Thursday 13 June 2013

Dress Rehearsal

Literally until the lights went down and I was waiting back stage, I felt pretty ok about this dress rehearsal. I had managed to put a lid on the seemingly enormous number of people coming to it, and was confident that everyone in the audience was friendly and kind. 

These pleasant feelings of calm and control vanished very quickly in the minutes before we went on.

I wanted to be sick. 
I was feeling too hot.
I was convinced I would forget every word, that I'd look stupid, that this whole thing was stupid, that we would look like fools.

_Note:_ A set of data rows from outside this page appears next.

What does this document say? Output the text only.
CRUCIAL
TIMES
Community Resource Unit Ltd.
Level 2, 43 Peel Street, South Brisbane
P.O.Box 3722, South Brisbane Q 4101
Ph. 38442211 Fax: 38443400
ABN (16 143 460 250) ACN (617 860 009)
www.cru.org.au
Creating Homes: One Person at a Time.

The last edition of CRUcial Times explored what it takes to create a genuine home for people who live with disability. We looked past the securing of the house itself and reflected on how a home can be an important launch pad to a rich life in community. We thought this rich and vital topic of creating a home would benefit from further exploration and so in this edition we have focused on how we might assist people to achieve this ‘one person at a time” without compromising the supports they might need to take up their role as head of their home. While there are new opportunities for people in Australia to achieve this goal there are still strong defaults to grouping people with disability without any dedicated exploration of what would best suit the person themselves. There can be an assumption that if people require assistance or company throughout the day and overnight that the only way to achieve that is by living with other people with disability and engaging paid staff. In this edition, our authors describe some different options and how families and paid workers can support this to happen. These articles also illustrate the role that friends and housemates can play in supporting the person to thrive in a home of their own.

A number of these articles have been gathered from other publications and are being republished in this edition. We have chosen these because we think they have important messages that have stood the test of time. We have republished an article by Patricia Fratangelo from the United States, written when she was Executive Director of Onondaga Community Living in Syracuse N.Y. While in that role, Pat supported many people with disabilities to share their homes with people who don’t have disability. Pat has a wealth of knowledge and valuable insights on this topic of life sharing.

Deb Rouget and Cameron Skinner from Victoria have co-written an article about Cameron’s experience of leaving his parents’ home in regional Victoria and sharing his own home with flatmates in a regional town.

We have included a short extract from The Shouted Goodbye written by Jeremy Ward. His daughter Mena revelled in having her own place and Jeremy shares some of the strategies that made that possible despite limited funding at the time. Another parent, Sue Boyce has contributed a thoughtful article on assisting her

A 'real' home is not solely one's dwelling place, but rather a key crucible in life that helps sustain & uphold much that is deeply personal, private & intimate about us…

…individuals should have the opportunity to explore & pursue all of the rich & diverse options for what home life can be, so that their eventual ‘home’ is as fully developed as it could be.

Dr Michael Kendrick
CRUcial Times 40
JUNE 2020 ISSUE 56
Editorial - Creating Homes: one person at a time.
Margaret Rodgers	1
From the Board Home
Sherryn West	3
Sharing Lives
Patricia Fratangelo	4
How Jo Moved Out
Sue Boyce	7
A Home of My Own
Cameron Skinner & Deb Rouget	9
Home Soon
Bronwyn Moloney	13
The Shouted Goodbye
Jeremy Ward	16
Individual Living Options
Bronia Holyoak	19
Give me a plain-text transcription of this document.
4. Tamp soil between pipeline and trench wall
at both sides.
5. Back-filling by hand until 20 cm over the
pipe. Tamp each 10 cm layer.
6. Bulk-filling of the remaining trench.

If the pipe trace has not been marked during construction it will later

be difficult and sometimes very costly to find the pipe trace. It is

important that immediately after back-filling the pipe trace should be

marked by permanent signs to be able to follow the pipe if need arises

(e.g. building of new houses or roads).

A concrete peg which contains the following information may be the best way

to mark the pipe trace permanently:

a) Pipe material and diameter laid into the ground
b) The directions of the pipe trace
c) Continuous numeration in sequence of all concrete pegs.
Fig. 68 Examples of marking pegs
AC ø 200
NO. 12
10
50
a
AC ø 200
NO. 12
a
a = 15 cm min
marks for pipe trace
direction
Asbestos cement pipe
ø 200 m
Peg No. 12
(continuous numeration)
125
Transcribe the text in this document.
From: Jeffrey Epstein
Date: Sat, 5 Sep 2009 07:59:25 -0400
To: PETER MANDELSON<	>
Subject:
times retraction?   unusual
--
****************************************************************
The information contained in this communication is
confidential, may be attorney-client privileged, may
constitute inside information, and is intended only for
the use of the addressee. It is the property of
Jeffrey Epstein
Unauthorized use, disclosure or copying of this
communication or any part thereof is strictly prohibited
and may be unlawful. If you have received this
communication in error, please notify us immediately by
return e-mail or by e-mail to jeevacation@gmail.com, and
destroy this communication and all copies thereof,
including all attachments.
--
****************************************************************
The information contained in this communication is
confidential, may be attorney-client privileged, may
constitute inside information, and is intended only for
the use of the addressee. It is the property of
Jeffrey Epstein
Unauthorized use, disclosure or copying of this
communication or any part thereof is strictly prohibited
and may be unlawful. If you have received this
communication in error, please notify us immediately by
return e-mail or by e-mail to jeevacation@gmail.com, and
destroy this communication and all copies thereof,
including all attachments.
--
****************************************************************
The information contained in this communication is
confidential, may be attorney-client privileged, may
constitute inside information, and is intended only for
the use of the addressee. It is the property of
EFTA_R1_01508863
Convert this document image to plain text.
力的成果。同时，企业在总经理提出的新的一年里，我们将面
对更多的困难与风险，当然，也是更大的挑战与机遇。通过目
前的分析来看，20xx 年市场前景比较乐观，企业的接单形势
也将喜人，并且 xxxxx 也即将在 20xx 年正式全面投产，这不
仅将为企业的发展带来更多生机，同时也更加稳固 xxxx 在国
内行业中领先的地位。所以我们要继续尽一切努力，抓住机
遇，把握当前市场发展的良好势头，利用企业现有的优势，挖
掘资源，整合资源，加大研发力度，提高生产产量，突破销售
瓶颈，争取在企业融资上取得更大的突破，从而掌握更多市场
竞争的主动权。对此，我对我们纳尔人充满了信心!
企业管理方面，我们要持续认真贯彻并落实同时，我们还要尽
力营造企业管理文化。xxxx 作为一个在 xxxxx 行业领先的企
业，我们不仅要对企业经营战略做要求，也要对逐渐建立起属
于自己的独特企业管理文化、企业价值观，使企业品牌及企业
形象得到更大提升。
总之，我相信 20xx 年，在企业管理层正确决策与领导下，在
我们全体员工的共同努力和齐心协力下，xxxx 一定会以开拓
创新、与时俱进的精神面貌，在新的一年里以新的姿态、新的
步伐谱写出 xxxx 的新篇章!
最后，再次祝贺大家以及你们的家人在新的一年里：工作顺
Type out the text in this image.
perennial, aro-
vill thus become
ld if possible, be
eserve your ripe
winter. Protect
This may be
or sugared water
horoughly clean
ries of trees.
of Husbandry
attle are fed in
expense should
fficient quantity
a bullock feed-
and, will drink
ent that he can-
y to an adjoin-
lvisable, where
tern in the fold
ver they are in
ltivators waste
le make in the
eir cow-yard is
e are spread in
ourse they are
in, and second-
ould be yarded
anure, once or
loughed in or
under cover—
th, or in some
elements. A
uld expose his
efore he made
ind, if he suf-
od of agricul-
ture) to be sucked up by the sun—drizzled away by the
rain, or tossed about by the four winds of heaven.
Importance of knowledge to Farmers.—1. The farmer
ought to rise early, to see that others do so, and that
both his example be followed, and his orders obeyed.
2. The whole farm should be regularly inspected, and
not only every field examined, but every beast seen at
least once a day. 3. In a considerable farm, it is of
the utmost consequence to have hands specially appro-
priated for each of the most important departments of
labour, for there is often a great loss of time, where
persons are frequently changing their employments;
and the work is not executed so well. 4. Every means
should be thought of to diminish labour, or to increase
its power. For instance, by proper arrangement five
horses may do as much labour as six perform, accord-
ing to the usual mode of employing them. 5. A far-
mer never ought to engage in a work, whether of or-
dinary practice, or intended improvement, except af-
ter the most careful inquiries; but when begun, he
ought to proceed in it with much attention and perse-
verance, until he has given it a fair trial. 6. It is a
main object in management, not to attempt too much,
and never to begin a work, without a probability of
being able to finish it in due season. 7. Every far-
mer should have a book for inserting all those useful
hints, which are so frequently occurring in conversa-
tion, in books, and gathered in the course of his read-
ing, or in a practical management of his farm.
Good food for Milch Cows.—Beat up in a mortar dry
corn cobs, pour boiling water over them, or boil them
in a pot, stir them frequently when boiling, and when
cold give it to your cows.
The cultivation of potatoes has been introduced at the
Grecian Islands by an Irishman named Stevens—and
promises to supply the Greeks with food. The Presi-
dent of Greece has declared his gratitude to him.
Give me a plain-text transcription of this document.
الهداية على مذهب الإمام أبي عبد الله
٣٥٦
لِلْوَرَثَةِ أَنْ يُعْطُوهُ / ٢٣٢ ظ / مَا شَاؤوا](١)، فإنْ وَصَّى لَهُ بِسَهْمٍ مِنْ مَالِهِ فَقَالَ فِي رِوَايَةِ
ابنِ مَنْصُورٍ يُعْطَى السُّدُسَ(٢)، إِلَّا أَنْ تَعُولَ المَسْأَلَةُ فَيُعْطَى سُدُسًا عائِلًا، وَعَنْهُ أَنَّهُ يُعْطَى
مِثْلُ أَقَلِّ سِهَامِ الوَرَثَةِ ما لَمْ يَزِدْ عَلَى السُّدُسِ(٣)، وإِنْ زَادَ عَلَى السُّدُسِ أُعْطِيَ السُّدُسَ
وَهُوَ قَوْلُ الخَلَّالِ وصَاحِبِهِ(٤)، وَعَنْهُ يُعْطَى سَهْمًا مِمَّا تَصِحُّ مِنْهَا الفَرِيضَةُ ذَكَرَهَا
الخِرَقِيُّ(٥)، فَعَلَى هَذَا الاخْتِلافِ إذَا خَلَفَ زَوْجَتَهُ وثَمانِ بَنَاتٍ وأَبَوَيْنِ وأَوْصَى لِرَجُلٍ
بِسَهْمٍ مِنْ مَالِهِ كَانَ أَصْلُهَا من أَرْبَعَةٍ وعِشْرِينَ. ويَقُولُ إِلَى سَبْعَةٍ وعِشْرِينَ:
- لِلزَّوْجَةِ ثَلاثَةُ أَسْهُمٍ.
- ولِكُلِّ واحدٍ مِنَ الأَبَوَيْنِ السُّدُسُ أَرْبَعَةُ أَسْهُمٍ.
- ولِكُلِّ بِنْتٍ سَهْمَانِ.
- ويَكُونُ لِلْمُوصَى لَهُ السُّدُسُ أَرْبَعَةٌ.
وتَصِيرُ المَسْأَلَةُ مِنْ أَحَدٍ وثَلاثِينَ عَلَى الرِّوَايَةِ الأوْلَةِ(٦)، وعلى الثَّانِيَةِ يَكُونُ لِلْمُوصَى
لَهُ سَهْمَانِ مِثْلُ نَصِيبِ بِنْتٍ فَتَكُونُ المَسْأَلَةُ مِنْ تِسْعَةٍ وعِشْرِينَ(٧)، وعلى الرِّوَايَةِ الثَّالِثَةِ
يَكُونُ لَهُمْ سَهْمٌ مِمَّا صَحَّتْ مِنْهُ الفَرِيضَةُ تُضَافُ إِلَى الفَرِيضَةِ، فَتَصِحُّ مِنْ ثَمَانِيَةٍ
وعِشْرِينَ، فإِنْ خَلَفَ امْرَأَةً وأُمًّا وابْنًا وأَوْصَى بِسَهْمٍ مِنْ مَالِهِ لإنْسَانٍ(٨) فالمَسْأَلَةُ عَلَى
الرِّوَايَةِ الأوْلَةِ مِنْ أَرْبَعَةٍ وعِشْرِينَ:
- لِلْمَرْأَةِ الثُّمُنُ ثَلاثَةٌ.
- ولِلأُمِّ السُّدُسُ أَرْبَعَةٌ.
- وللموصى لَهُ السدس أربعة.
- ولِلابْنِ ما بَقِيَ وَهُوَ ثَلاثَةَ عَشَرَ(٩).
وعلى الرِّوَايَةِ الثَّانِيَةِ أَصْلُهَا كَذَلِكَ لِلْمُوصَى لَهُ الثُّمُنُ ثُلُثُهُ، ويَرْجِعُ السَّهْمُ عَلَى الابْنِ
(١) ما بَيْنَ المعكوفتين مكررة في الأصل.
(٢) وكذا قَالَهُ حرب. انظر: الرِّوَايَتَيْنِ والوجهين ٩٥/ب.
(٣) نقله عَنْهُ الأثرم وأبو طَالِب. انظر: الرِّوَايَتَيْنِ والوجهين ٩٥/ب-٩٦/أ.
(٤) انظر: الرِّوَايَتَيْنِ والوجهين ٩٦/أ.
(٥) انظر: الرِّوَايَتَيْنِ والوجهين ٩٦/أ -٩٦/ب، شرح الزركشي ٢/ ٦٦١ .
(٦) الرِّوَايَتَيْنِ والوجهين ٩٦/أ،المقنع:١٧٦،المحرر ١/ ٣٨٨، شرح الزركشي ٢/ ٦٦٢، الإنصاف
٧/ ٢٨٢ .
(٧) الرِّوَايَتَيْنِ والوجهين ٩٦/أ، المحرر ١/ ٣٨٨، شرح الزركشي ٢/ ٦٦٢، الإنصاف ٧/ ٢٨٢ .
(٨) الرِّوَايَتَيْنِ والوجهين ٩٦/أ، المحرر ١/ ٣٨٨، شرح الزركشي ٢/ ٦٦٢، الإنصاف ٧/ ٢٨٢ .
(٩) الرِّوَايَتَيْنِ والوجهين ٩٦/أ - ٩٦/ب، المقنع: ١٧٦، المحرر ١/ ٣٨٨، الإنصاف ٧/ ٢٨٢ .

"I can't do it. We have to stop it now!" I whispered frantically to my husband who was waiting not far down from me.

"You'll be fine. You can do it." He replied.

I 100% did not believe him.

Lights went down, we all walked on. I didn't mess up my first few lines, and I even managed to get through the first song without mucking up. Success!
Unfortunately my nerves were only mildly placated by this achievement. As the act went on, and the audience failed to laugh where they should, my anxiety started to spike again.

It was true.
This is a piece of crap theatre!
We sound awful.
They hate it.
This is lame.
We should STOP NOW!

Act 1 over. 

It took only 40 minutes for act 1, so it's a relatively short show. Our director didn't give us any feedback at the 'interval' and we were all freaking out a little. 

My nerves had settled down a bit. I had made it through the act 1 songs and only stuffed up one word! As far as I was concerned, that was a WIN!

Act 2 was slightly shorter, and had a few more tech stuff ups, and one insanely long dead patch where someone forgot their line - which they finally recovered, and we moved on. 

Successes so far?
I didn't forget my words.
I didn't throw up on stage.
I didn't have a panic attack on stage.
We got really good feedback from the audience after wards.
The director said my acting was really good (phew!).
I felt ok in the end.

Now to face Saturday....and to remind myself "I'm doing this for my Mum!"
Act 2 'bar fight' - me on right looking pissed!